Video Broken-clip Classifier
Frame-by-frame vs whole-clip classification. Reuse classifier design from S5 where possible.
🔇
Voice — NOT AI Team Work
Voice is tightly coupled with backend infrastructure, not the AI/ML stack. ElevenLabs SDK interacts directly with the frontend. Adding AI layers in between hurts latency — inference speed is the #1 constraint for voice. This has been communicated to Dave.

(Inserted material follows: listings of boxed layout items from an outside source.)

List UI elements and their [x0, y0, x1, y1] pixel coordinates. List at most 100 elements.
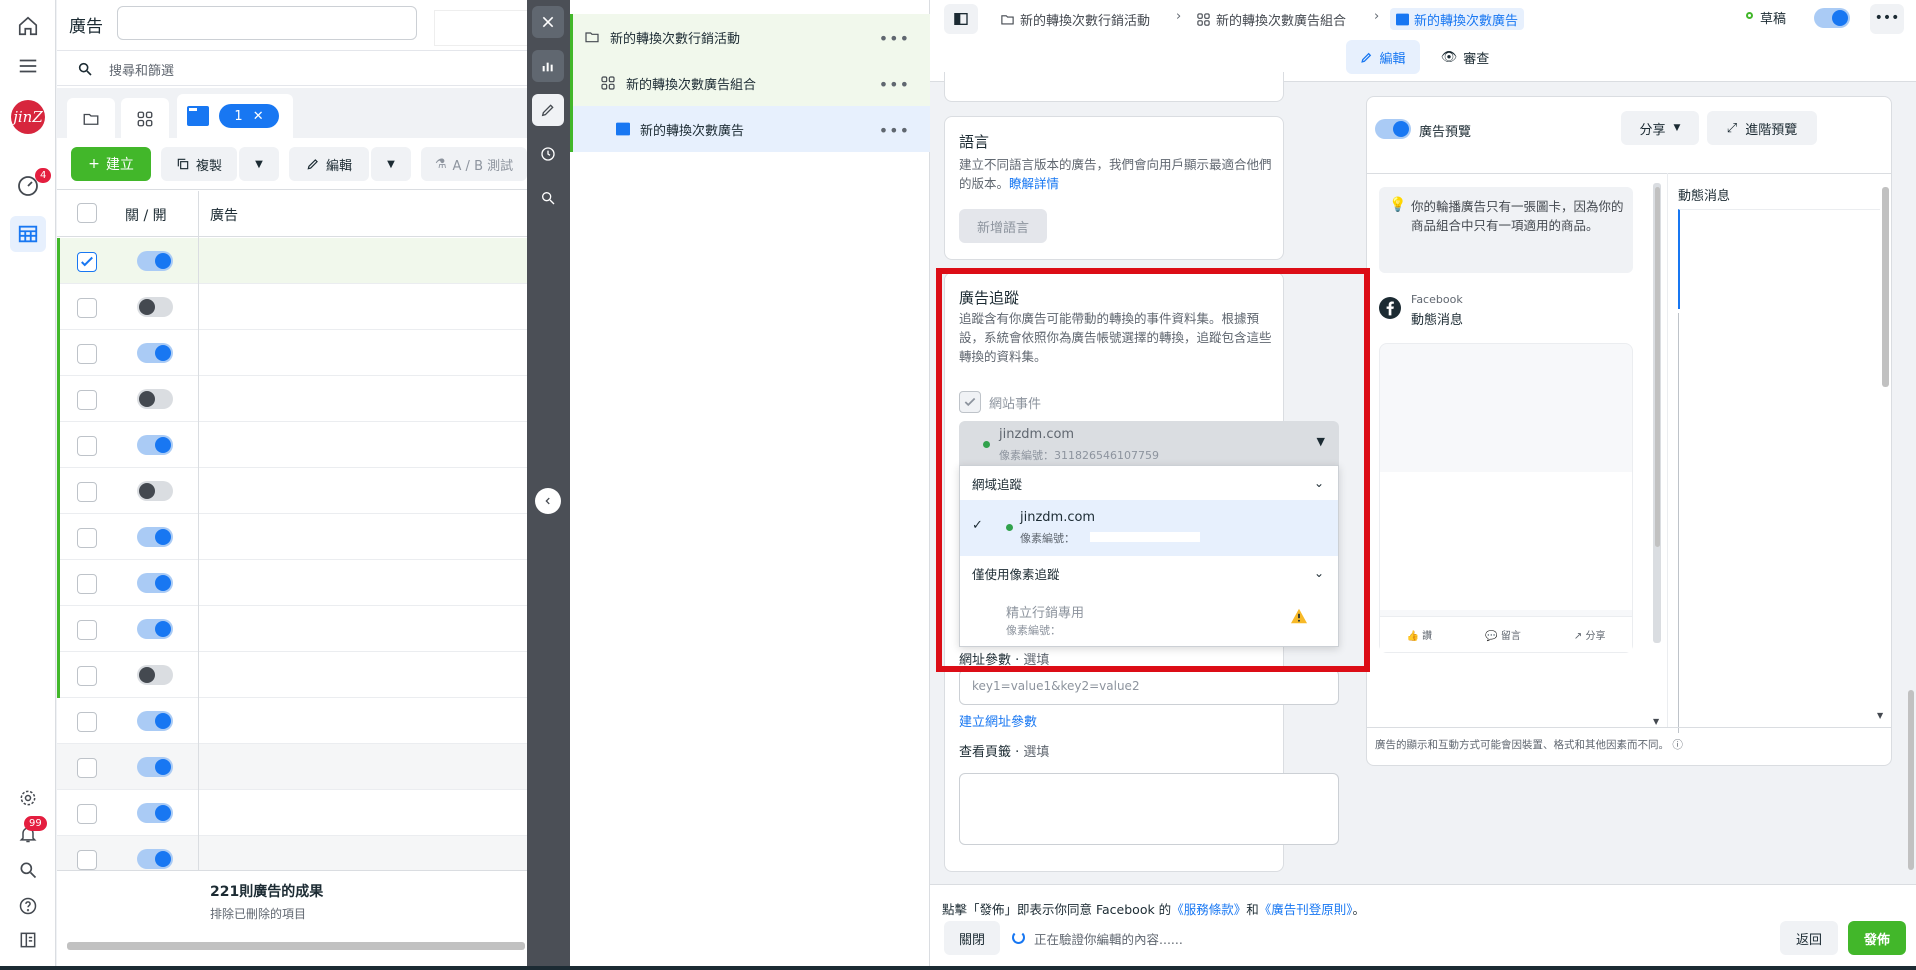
report-icon[interactable]	[10, 922, 46, 958]
close-editor-icon[interactable]	[532, 6, 564, 38]
row-checkbox[interactable]	[77, 620, 97, 640]
row-checkbox[interactable]	[77, 712, 97, 732]
date-selector[interactable]	[434, 10, 534, 46]
table-row[interactable]	[57, 514, 527, 560]
sidebar-toggle-icon[interactable]	[944, 4, 978, 34]
menu-icon[interactable]	[10, 48, 46, 84]
table-row[interactable]	[57, 652, 527, 698]
row-checkbox[interactable]	[77, 482, 97, 502]
search-bar[interactable]: 搜尋和篩選	[57, 50, 527, 86]
tab-ads[interactable]: 1 ✕	[177, 94, 293, 140]
row-toggle[interactable]	[137, 573, 173, 593]
create-button[interactable]: + 建立	[71, 147, 151, 181]
more-icon[interactable]: •••	[1870, 4, 1904, 34]
account-selector[interactable]	[117, 6, 417, 40]
copy-button[interactable]: 複製	[161, 147, 237, 181]
breadcrumb-adset[interactable]: 新的轉換次數廣告組合	[1196, 8, 1346, 30]
row-toggle[interactable]	[137, 389, 173, 409]
tab-edit[interactable]: 編輯	[1346, 40, 1420, 74]
row-checkbox[interactable]	[77, 666, 97, 686]
more-icon[interactable]: •••	[879, 29, 910, 48]
row-toggle[interactable]	[137, 803, 173, 823]
row-checkbox[interactable]	[77, 574, 97, 594]
collapse-arrow-icon[interactable]	[535, 488, 561, 514]
row-checkbox[interactable]	[77, 344, 97, 364]
breadcrumb-campaign[interactable]: 新的轉換次數行銷活動	[1000, 8, 1150, 30]
tab-adsets[interactable]	[121, 98, 169, 140]
table-row[interactable]	[57, 790, 527, 836]
tree-campaign[interactable]: 新的轉換次數行銷活動 •••	[570, 14, 930, 60]
tree-ad[interactable]: 新的轉換次數廣告 •••	[570, 106, 930, 152]
row-toggle[interactable]	[137, 481, 173, 501]
tab-review[interactable]: 👁 審查	[1430, 40, 1500, 74]
table-row[interactable]	[57, 606, 527, 652]
breadcrumb-ad[interactable]: 新的轉換次數廣告	[1390, 8, 1525, 30]
row-checkbox[interactable]	[77, 390, 97, 410]
close-button[interactable]: 關閉	[944, 921, 1000, 955]
pencil-icon[interactable]	[532, 94, 564, 126]
back-button[interactable]: 返回	[1780, 921, 1838, 955]
row-checkbox[interactable]	[77, 298, 97, 318]
row-toggle[interactable]	[137, 297, 173, 317]
editor-scrollbar[interactable]	[1908, 690, 1914, 870]
ad-toggle[interactable]	[1814, 8, 1850, 28]
edit-dropdown[interactable]: ▼	[371, 147, 411, 181]
home-icon[interactable]	[10, 8, 46, 44]
search-icon[interactable]	[10, 852, 46, 888]
tree-adset[interactable]: 新的轉換次數廣告組合 •••	[570, 60, 930, 106]
section-pixel-only[interactable]: 僅使用像素追蹤 ⌄	[960, 556, 1338, 590]
row-checkbox[interactable]	[77, 252, 97, 272]
table-row[interactable]	[57, 422, 527, 468]
ad-policy-link[interactable]: 《廣告刊登原則》	[1259, 902, 1353, 917]
close-icon[interactable]: ✕	[253, 109, 264, 124]
selected-count-pill[interactable]: 1 ✕	[219, 104, 279, 128]
website-events-checkbox[interactable]	[959, 391, 981, 413]
row-toggle[interactable]	[137, 619, 173, 639]
preview-toggle[interactable]	[1375, 119, 1411, 139]
like-button[interactable]: 👍 讚	[1407, 627, 1433, 642]
row-toggle[interactable]	[137, 435, 173, 455]
account-avatar[interactable]: jinZ	[11, 100, 45, 134]
row-toggle[interactable]	[137, 527, 173, 547]
build-url-params-link[interactable]: 建立網址參數	[959, 711, 1037, 730]
help-icon[interactable]	[10, 888, 46, 924]
row-checkbox[interactable]	[77, 758, 97, 778]
more-icon[interactable]: •••	[879, 75, 910, 94]
publish-button[interactable]: 發佈	[1848, 921, 1906, 955]
row-toggle[interactable]	[137, 757, 173, 777]
row-checkbox[interactable]	[77, 528, 97, 548]
comment-button[interactable]: 💬 留言	[1485, 627, 1521, 642]
edit-button[interactable]: 編輯	[289, 147, 369, 181]
advanced-preview-button[interactable]: ⤢ 進階預覽	[1707, 111, 1817, 145]
zoom-icon[interactable]	[532, 182, 564, 214]
table-row[interactable]	[57, 238, 527, 284]
row-toggle[interactable]	[137, 849, 173, 869]
terms-link[interactable]: 《服務條款》	[1171, 902, 1246, 917]
view-tags-input[interactable]	[959, 773, 1339, 845]
table-row[interactable]	[57, 376, 527, 422]
chart-icon[interactable]	[532, 50, 564, 82]
tab-campaigns[interactable]	[67, 98, 115, 140]
row-checkbox[interactable]	[77, 436, 97, 456]
more-icon[interactable]: •••	[879, 121, 910, 140]
table-row[interactable]	[57, 330, 527, 376]
row-toggle[interactable]	[137, 343, 173, 363]
share-button[interactable]: 分享 ▼	[1621, 111, 1699, 145]
learn-more-link[interactable]: 瞭解詳情	[1009, 176, 1059, 191]
row-toggle[interactable]	[137, 251, 173, 271]
add-language-button[interactable]: 新增語言	[959, 209, 1047, 243]
option-pixel[interactable]: 精立行銷專用 像素編號：	[960, 590, 1338, 646]
row-checkbox[interactable]	[77, 804, 97, 824]
horizontal-scrollbar[interactable]	[67, 942, 525, 950]
ab-test-button[interactable]: ⚗ A / B 測試	[421, 147, 527, 181]
section-domain-tracking[interactable]: 網域追蹤 ⌄	[960, 466, 1338, 500]
row-checkbox[interactable]	[77, 850, 97, 870]
table-icon[interactable]	[10, 216, 46, 252]
table-row[interactable]	[57, 560, 527, 606]
table-row[interactable]	[57, 698, 527, 744]
dataset-selector[interactable]: jinzdm.com 像素編號：311826546107759 ▼	[959, 421, 1339, 465]
right-scroll-thumb[interactable]	[1882, 187, 1889, 387]
gear-icon[interactable]	[10, 780, 46, 816]
option-domain[interactable]: ✓ jinzdm.com 像素編號：	[960, 500, 1338, 556]
table-row[interactable]	[57, 284, 527, 330]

Voice is owned by backend. AI team has no sprint items for voice. If voice quality issues are LLM-related (response tone, persona in voice context), AI team can advise on prompting only.

Key Principles

For the product team — context on why the plan is structured this way.

1
Invisible work is not optional
Stress testing, infra migrations, load benchmarks, and observability don't ship visible features but gate everything downstream. Do not compress these sprints.
2
Manual QA is the bottleneck, not code
Every generated image, LoRA output, LLM response, classifier verdict, and extracted memory needs a human eye. The automated classifier (S5–S6) reduces this over time but doesn't eliminate it.
3
SFW always before NSFW
NSFW LoRA has higher artifact rates and more QA rounds. Always validate SFW first before moving to NSFW — for both images and video.
4
Grok is the LLM bet
NSFW-capable, cheaper, multimodal. Everything here assumes Grok via OpenRouter as primary. RunPod LLM is backup only → migrated to Fal.ai → eventually deprecated.
5
Design sign-off gates build
Intimacy meter and memory system touch multiple systems. Product must approve the S9 Part 1 spec before Part 2 build begins. Half-built is worse than not started.
6
Smart suggestions are a retention multiplier
Users who don't know what to say next drop off. Suggestions remove that friction. Faster to ship than the intimacy meter and delivers immediate retention impact.
7
Document everything non-obvious
LoRA strength settings, classifier prompt versions, Fal.ai cold start behaviour, GCP cost breakdowns — if it's not written down it will be rediscovered the hard way.
8
Claude Code accelerates but doesn't replace review
We use Claude Code for scaffolding and boilerplate. Every AI output — images, LLM responses, classifier verdicts, extracted memories — needs a human eye before shipping.